Andrew Dunstan wrote:
Heikki Linnakangas wrote:
Another update attached: It occurred to me that the memchr approach is
only safe for server encodings, where the non-first bytes of a
multi-byte character always have the hi-bit set.
We currently make the following assumption in the code:
* These four characters, and the CSV escape and quote characters, are
* assumed the same in frontend and backend encodings.
*
The four characters are the carriage return, line feed, backslash and dot.
I think the requirement might well actually be somewhat stronger than
that: i.e. that none of these will appear as a non-first byte in any
multi-byte client encoding character. If that's right, then we should be
able to write CopyReadLineText without bothering about multi-byte chars.

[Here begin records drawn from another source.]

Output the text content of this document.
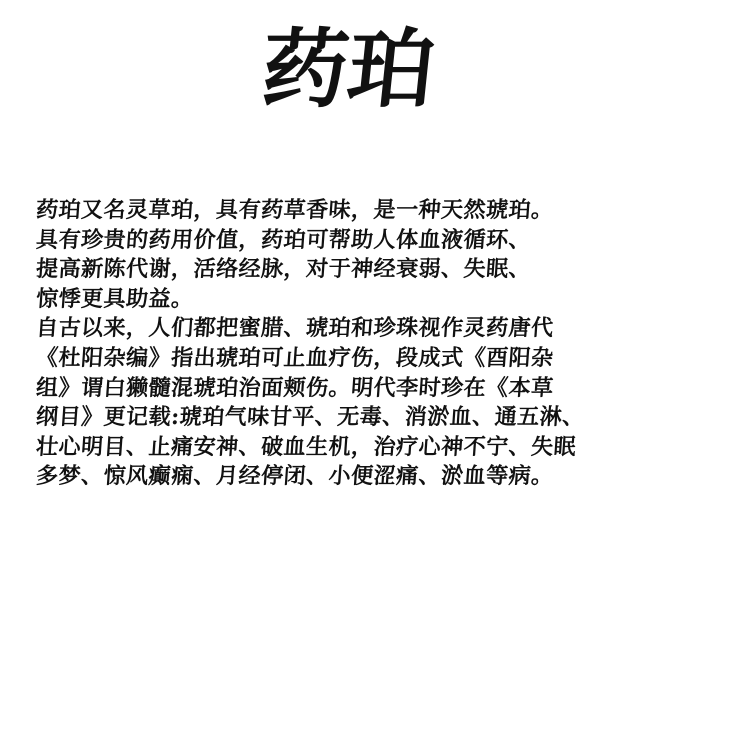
药珀
药珀又名灵草珀，具有药草香味，是一种天然琥珀。
具有珍贵的药用价值，药珀可帮助人体血液循环、
提高新陈代谢，活络经脉，对于神经衰弱、失眠、
惊悸更具助益。
自古以来，人们都把蜜腊、琥珀和珍珠视作灵药唐代
《杜阳杂编》指出琥珀可止血疗伤，段成式《酉阳杂
组》谓白獭髓混琥珀治面颊伤。明代李时珍在《本草
纲目》更记载:琥珀气味甘平、无毒、消淤血、通五淋、
壮心明目、止痛安神、破血生机，治疗心神不宁、失眠
多梦、惊风癫痫、月经停闭、小便涩痛、淤血等病。
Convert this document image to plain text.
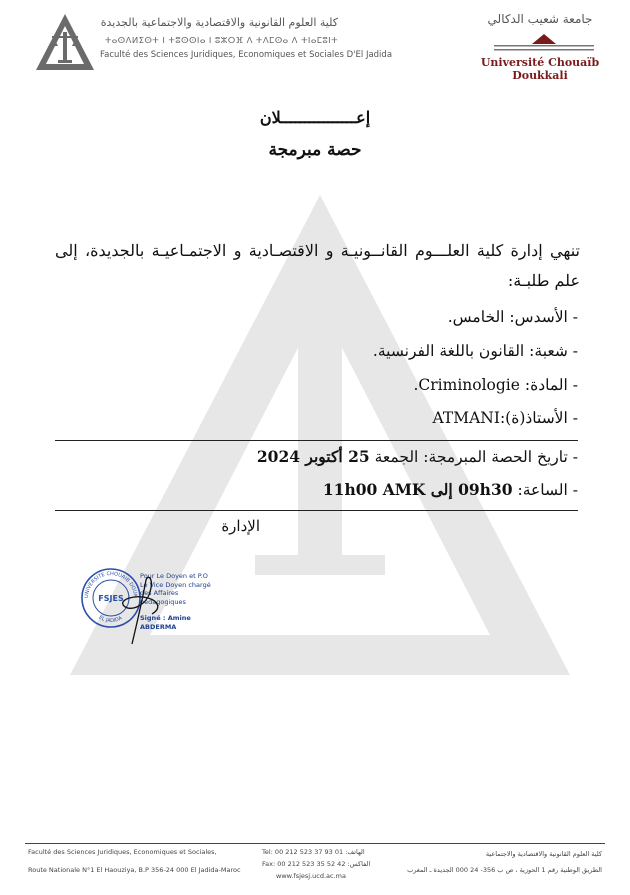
كلية العلوم القانونية والاقتصادية والاجتماعية بالجديدة
ⵜⴰⵙⴷⵍⵉⵙⵜ ⵏ ⵜⵓⵙⵙⵏⴰ ⵏ ⵓⵣⵔⴼ ⴷ ⵜⴷⵎⵙⴰ ⴷ ⵜⵏⴰⵎⵓⵏⵜ
Faculté des Sciences Juridiques, Economiques et Sociales D'El Jadida
جامعة شعيب الدكالي
Université Chouaïb Doukkali
إعــــــــــــــــلان
حصة مبرمجة
تنهي إدارة كلية العلـــوم القانــونيـة و الاقتصـادية و الاجتمـاعيـة بالجديدة، إلى علم طلبـة:
- الأسدس: الخامس.
- شعبة: القانون باللغة الفرنسية.
- المادة: Criminologie.
- الأستاذ(ة):ATMANI
- تاريخ الحصة المبرمجة: الجمعة 25 أكتوبر 2024
- الساعة: 09h30 إلى 11h00 AMK
الإدارة
UNIVERSITE CHOUAIB DOUK
EL JADIDA
FSJES
Pour Le Doyen et P.O
Le Vice Doyen chargé
des Affaires pédagogiques
Signé : Amine ABDERMA
Faculté des Sciences Juridiques, Economiques et Sociales,
Route Nationale N°1 El Haouziya, B.P 356-24 000 El Jadida-Maroc
Tel: 00 212 523 37 93 01 :الهاتف
Fax: 00 212 523 35 52 42 :الفاكس
www.fsjesj.ucd.ac.ma
كلية العلوم القانونية والاقتصادية والاجتماعية
الطريق الوطنية رقم 1 الحوزية ، ص ب 356- 24 000 الجديدة ـ المغرب
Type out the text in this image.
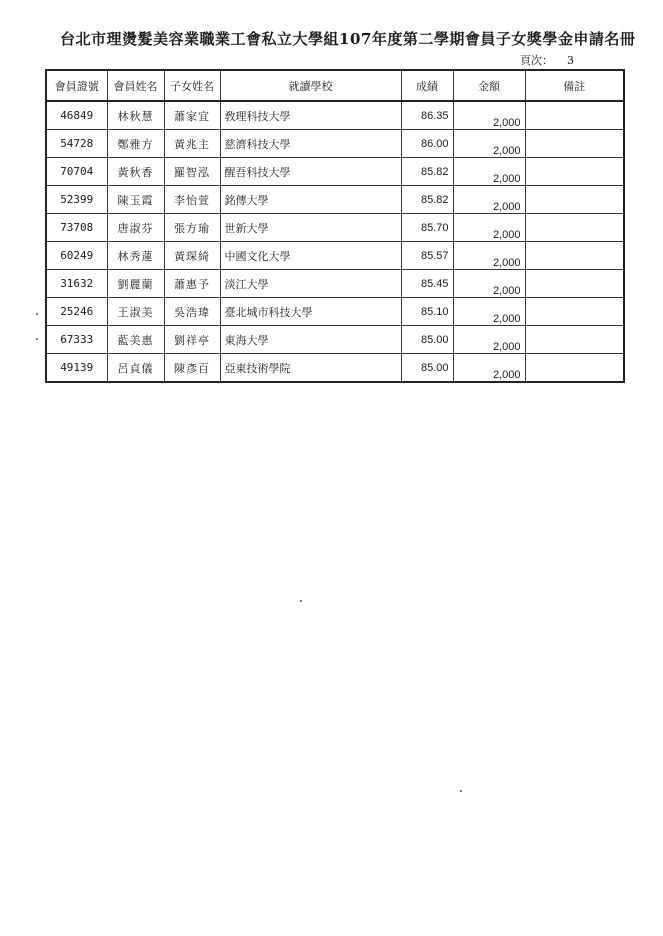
台北市理燙髮美容業職業工會私立大學組107年度第二學期會員子女獎學金申請名冊
頁次： 3
會員證號	會員姓名	子女姓名	就讀學校	成績	金額	備註
46849	林秋慧	蕭家宜	敎理科技大學	86.35	2,000	
54728	鄭雅方	黃兆主	慈濟科技大學	86.00	2,000	
70704	黃秋香	羅智泓	醒吾科技大學	85.82	2,000	
52399	陳玉霞	李怡萱	銘傳大學	85.82	2,000	
73708	唐淑芬	張方瑜	世新大學	85.70	2,000	
60249	林秀蓮	黃琛綺	中國文化大學	85.57	2,000	
31632	劉麗蘭	蕭惠予	淡江大學	85.45	2,000	
25246	王淑美	吳浩瑋	臺北城市科技大學	85.10	2,000	
67333	藍美惠	劉祥亭	東海大學	85.00	2,000	
49139	呂貞儀	陳彥百	亞東技術學院	85.00	2,000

If it's not right then I suspect we have some cases that can fail now
anyway.
No, we don't require that, and we do handle it correctly. We use
pg_encoding_mblen to determine the length of each character in
CopyReadLineText when the encoding is a client-only encoding, and only
look at the first byte of each character. In CopyReadAttributesText,
where we have a similar loop, we've already transformed the input to
server encoding.
--
Heikki Linnakangas
EnterpriseDB http://www.enterprisedb.com
--
Sent via pgsql-patches mailing list (pgsql-patches@postgresql.org)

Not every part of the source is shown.